January and February are important months because they are filled with reminders to continually celebrate minority landscape architects and their contribution to our profession. It is a time to think about our work in and with diverse communities. Martin Luther King Day this past January 18th, Alice Walker’s birthday on February 9th, Abraham Lincoln’s birthday on February 12th, and Frederick Douglas’ birthday on February 14th are all days to remind us about the importance of equality and civil rights. 

In ASLA’s 2015 Survey of Graduating Students, only 1% of graduating landscape architecture students identified as Black, 8% as Hispanic, and 20% as Asian or Pacific Islander. While diversity is increasing slowly, the majority of the respondents identified as White (68%). This is significant, since our profession will not reflect the population in years to come. In 2043, the US is projected to become a majority-minority nation for the first time. Minorities, now 37% of the population, are estimated to make up 57% of the population in the year 2060. The communities that landscape architects work in are already culturally diverse, and in order to best serve and understand our country’s increasingly diverse communities, and remain relevant, landscape architects must hail from those communities.


In response to the under-representation of minority groups in landscape architecture, ASLA has held three yearly summits. At the 2015 diversity summit, landscape architects focused several key areas, with a special focus on strategies for recruiting students in grades K-12 to the profession and establishing successful MLA programs: raising general public awareness (with an emphasis on minority parents); early exposure to the profession; and mentorship.

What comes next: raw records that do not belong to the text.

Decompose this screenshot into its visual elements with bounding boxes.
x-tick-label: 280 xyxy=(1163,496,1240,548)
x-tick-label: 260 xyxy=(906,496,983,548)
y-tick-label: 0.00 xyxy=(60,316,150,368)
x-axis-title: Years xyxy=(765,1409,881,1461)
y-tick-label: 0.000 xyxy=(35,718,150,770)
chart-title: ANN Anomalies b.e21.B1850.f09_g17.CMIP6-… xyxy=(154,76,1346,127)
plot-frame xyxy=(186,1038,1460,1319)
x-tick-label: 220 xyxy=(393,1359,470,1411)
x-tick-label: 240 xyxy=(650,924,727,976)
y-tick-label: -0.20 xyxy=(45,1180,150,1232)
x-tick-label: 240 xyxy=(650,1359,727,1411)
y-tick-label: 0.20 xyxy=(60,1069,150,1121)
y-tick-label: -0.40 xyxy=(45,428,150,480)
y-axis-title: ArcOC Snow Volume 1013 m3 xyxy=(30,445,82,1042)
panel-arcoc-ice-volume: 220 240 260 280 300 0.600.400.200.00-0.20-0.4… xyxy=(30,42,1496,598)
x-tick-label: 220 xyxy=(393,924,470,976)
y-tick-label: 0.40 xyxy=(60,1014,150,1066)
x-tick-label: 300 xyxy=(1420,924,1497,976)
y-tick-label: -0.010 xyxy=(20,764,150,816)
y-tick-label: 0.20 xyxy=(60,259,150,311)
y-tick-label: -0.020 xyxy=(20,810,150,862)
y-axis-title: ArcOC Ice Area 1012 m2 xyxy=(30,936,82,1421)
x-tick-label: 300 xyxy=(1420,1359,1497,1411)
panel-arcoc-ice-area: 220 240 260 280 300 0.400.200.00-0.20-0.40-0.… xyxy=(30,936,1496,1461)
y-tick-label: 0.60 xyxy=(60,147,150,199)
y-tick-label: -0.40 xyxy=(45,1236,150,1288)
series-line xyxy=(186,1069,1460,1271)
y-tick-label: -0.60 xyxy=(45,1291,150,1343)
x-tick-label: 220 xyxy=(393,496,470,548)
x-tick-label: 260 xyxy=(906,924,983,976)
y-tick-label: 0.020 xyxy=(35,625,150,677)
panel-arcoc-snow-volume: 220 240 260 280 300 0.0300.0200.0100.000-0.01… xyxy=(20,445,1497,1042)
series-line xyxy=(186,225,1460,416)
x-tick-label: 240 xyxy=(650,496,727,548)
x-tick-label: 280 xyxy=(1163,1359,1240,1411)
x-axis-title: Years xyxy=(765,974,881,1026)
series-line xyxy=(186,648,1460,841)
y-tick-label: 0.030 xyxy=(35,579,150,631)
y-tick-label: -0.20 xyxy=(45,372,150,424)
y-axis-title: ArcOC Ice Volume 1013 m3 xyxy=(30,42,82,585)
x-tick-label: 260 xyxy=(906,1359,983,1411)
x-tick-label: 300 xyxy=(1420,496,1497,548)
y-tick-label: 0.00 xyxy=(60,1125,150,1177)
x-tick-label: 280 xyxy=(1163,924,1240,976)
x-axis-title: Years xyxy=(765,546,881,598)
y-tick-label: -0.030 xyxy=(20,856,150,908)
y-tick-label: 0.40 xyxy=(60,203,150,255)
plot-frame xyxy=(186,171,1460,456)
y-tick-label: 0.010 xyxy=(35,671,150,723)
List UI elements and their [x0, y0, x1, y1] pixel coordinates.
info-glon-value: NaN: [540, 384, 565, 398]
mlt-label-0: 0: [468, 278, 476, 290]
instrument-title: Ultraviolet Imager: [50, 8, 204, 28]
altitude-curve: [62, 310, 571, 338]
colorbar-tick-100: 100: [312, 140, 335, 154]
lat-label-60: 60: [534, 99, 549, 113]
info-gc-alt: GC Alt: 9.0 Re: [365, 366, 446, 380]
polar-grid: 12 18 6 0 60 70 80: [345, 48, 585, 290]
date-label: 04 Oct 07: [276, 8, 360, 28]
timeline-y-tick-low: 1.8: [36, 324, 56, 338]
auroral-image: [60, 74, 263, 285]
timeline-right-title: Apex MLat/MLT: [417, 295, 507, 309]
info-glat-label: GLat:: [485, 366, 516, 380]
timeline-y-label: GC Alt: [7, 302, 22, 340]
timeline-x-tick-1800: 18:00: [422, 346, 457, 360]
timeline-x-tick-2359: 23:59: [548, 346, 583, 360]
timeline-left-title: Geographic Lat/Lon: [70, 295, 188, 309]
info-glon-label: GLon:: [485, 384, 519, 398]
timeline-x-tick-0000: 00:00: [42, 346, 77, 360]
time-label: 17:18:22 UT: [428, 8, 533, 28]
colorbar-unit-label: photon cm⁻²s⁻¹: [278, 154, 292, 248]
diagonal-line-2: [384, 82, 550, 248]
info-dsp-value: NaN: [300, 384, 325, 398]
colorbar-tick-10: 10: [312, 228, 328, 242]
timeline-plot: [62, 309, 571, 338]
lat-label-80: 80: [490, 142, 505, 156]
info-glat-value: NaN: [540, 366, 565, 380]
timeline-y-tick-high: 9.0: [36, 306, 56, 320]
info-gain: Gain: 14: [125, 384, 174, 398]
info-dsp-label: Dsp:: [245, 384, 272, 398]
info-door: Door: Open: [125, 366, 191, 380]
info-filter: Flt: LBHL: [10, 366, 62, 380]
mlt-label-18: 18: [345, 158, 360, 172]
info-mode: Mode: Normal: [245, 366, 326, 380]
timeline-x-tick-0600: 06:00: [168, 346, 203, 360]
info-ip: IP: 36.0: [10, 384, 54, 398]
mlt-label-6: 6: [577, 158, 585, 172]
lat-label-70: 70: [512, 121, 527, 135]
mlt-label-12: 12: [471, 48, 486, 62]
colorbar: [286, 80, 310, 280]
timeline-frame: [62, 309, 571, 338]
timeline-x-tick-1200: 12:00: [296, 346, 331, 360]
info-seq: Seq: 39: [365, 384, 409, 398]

Doing our part to help educate the next generation of landscape architects in diverse communities will help our profession adapt to the changes that lie ahead, and will strengthen the profession by increasing our numbers with talented individuals with a range of bright ideas and skills. Imagine if we had another Hattie Carthan—once represented as a white woman in a children’s story—she was an African-American who lead efforts to save and plant street trees, and while doing so created empowerment and emancipation within a deteriorating block in Bedford-Stuyvesant, in Brooklyn, NY. In the article in December 2015 issue of Landscape Architecture Magazine, Planting Civil Rights, we learn how important is it to have representatives from the communities we work in, and how people like Hattie Carthan can make a lasting impact for generations to follow.